Farm shops and marts enjoy bumper sales
By all accounts farm shops have had a fantastically good Christmas – and so, for that matter, have farmers' markets. And we must take that as a huge vote of confidence in British producers and the goods they are offering.
Despite the fact that money has been tight, that people have been cutting back on purchases such as Christmas cards and the so-called luxury foods that supermarkets offer at this time of the year (why else would there have been such unprecedented discounting in the last couple of weeks?) they have not been prepared to compromise when it has come to buying local, traceable food and drink.
I find this highly encouraging. I don't just see it as the public taking pity on farmers and deciding to spend more with them at Christmas. I look on it as evidence that direct selling to the public and the promotion of locally-produced goods through local outlets is good for everyone. Shoppers have been turning to the markets and the farm shops because they not only offer outstanding value for money – and that's a particularly important consideration when money is rationed – but because they offer a real alternative to the depressingly uniform fare you now find in supermarkets.
After all, apart from the store and staff livery there's little to distinguish one from the other. They stock more or less the same items. Their own-brand labels are pretty much identical under the packaging. The promotions all shout about how each chain is cheaper than its rivals – as though you have the time or calculator to work it all out. And for that matter the staff are generally uniformly morose and uncommunicative.
What a contrast to go to a farm shop or a farmers' market where it's possible to talk about the provenance of the food and drink on sale, even to talk to the people who have grown, raised or made whatever is being sold.

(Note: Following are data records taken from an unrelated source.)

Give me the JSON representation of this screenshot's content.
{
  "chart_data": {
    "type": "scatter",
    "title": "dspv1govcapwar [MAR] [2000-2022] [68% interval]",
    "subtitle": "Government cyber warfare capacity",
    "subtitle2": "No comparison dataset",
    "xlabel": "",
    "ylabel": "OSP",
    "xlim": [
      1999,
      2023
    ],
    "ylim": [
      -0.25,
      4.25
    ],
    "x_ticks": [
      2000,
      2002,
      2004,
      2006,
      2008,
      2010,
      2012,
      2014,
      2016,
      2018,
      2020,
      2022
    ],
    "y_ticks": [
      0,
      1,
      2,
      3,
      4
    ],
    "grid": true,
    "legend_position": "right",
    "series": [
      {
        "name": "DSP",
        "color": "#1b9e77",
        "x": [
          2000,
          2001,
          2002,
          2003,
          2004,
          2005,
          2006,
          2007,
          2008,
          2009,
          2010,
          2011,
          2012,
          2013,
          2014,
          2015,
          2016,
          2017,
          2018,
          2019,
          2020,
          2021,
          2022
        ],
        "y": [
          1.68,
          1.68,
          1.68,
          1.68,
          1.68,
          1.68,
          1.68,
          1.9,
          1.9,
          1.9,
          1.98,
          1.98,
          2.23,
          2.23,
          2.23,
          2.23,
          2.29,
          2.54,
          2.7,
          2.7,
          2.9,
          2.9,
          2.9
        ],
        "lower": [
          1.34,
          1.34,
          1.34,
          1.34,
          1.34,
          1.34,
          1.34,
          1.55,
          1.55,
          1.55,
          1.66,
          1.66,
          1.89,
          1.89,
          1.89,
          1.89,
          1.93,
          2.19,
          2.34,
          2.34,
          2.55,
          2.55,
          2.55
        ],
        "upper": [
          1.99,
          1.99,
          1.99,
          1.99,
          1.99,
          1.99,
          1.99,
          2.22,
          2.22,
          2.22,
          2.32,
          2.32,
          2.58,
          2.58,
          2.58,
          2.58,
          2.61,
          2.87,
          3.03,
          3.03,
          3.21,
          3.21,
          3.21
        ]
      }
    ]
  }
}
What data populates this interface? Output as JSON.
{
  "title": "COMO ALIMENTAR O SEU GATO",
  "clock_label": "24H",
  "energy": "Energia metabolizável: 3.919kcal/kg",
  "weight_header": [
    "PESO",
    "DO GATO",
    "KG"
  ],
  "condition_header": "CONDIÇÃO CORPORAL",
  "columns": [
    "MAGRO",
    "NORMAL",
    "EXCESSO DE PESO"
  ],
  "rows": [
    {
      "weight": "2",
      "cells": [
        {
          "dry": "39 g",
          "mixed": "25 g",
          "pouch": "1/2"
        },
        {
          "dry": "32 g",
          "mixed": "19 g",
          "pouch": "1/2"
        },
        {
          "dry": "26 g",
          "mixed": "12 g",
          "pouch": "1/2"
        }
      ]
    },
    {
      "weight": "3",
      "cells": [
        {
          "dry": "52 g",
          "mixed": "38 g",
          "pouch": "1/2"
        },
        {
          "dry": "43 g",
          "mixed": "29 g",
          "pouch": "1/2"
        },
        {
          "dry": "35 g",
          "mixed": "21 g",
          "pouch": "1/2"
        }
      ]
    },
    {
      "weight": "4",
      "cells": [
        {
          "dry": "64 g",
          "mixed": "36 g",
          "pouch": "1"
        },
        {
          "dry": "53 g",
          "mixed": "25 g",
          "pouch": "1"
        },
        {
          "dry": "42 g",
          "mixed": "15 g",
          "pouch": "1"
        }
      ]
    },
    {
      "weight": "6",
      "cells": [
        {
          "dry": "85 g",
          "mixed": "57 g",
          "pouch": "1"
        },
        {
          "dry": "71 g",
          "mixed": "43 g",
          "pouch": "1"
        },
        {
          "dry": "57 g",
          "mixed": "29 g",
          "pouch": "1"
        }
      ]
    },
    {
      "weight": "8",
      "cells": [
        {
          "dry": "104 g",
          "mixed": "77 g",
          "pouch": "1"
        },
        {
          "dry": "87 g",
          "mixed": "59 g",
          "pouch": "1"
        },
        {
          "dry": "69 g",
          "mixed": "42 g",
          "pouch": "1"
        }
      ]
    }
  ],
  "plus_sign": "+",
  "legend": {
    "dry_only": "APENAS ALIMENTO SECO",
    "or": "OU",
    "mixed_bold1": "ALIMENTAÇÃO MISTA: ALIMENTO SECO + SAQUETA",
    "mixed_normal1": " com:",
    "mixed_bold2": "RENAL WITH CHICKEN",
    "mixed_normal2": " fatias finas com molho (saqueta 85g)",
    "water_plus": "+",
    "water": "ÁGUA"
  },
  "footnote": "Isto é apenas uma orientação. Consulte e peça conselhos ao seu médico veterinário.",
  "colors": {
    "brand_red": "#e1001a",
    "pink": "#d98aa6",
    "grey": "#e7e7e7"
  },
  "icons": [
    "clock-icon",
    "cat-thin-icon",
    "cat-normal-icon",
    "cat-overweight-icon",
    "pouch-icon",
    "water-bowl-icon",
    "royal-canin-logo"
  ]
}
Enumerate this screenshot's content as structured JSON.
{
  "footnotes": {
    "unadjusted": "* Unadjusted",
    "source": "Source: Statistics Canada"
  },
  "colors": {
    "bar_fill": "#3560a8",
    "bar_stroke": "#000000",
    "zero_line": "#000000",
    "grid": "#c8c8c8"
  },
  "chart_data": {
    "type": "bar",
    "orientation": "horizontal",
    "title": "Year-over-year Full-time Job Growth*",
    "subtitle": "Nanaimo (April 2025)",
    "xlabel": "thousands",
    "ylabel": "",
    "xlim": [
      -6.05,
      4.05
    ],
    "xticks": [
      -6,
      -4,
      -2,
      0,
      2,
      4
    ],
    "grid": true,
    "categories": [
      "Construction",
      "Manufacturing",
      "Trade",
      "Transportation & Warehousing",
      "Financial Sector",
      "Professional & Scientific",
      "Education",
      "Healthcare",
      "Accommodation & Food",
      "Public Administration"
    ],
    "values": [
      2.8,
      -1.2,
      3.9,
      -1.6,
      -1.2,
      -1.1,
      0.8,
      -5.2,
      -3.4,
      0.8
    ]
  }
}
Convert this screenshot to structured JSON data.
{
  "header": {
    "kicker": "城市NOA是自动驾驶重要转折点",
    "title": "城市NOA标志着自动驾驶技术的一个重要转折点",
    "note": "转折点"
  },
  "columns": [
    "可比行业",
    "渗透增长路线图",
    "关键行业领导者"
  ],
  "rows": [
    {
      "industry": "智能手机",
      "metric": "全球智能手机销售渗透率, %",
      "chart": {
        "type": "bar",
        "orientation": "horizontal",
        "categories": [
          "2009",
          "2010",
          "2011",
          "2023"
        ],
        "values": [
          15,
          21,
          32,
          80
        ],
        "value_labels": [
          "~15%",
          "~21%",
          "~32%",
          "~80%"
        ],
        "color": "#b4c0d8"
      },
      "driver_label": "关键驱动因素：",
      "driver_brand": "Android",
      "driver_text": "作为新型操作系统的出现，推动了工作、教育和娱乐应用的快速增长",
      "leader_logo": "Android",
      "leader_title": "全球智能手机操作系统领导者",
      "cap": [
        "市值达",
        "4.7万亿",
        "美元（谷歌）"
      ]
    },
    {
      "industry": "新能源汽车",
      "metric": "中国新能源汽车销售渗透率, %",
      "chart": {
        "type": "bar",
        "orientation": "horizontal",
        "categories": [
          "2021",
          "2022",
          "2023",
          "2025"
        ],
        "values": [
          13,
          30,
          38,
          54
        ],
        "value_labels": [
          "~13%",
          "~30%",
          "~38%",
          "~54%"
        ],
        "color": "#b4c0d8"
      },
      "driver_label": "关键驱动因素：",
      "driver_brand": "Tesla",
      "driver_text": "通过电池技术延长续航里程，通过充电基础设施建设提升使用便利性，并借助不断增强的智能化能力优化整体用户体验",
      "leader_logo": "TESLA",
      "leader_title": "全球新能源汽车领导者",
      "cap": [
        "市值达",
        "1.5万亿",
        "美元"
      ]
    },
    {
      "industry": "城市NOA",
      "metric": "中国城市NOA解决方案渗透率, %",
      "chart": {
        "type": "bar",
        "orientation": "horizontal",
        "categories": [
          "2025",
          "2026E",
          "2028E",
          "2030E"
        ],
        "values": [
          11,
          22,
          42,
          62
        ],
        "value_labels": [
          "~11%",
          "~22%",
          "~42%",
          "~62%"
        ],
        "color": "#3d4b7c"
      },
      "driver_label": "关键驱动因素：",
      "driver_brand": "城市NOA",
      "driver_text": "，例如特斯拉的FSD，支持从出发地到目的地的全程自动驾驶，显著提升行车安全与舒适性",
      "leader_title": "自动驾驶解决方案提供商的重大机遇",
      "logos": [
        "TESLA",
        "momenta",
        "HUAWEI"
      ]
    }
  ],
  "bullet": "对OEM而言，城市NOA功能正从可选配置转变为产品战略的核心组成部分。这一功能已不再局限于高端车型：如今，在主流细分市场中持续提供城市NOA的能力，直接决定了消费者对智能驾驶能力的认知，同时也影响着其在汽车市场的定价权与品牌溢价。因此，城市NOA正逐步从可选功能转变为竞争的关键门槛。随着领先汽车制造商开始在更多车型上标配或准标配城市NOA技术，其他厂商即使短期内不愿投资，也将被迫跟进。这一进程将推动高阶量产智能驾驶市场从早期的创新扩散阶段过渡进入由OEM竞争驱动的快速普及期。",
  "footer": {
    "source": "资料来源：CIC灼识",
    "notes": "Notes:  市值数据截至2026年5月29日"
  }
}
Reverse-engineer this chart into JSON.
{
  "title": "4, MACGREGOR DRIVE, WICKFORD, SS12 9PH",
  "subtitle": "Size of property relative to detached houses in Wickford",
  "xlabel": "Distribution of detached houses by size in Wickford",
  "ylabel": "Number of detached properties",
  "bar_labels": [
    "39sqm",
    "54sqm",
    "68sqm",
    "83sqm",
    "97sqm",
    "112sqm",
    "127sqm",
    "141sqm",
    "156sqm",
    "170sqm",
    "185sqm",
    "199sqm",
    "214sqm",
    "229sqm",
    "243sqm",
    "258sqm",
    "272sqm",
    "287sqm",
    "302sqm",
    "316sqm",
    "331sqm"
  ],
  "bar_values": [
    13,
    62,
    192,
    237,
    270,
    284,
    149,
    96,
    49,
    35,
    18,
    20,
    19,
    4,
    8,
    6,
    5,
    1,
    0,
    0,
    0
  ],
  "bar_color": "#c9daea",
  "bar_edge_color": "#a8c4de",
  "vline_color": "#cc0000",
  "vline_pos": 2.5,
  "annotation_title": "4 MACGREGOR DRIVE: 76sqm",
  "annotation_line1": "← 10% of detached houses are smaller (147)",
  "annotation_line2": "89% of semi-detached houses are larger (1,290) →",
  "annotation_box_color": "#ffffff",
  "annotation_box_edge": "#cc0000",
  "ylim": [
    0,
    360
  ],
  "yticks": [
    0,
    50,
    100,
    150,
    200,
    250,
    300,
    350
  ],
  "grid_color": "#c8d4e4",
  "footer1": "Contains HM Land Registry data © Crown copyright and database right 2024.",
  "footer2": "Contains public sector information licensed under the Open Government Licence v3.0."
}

My hunch is that the British consumer is now tiring rapidly of shopping in places the size of aircraft hangars precisely because it has become such a depressing experience. Although we may not realise it, we are all growing weary of being repeatedly exposed to the subliminal advertising, the subtle marketing tricks that are employed to steer us to whatever it is the retailer wants us to buy.
Twenty-four-hour, seven-day-a-week availability might be great for some but after a time it becomes depressing to go shopping every week and find things exactly the same as they were last week, except for the fact that some of the displays may have been changed around or the offers have been altered.
Farm shops and farmers' markets, on the other hand, faithfully represent the passing seasons in what they offer to the shopper. Buyers feel far more connected with the land, they are happier buying natural products and they are also content to know that all the profits are going to the supplier, rather than first being creamed off by some multinational processor.
I really believe this was the Christmas when farm shops and farmers' markets began to make a real difference to our buying habits, when more people realised that for variety, interest and value they are unbeatable. And on that basis we now have a really solid foundation to create an even larger network of local food outlets – one for which there is clearly a public appetite.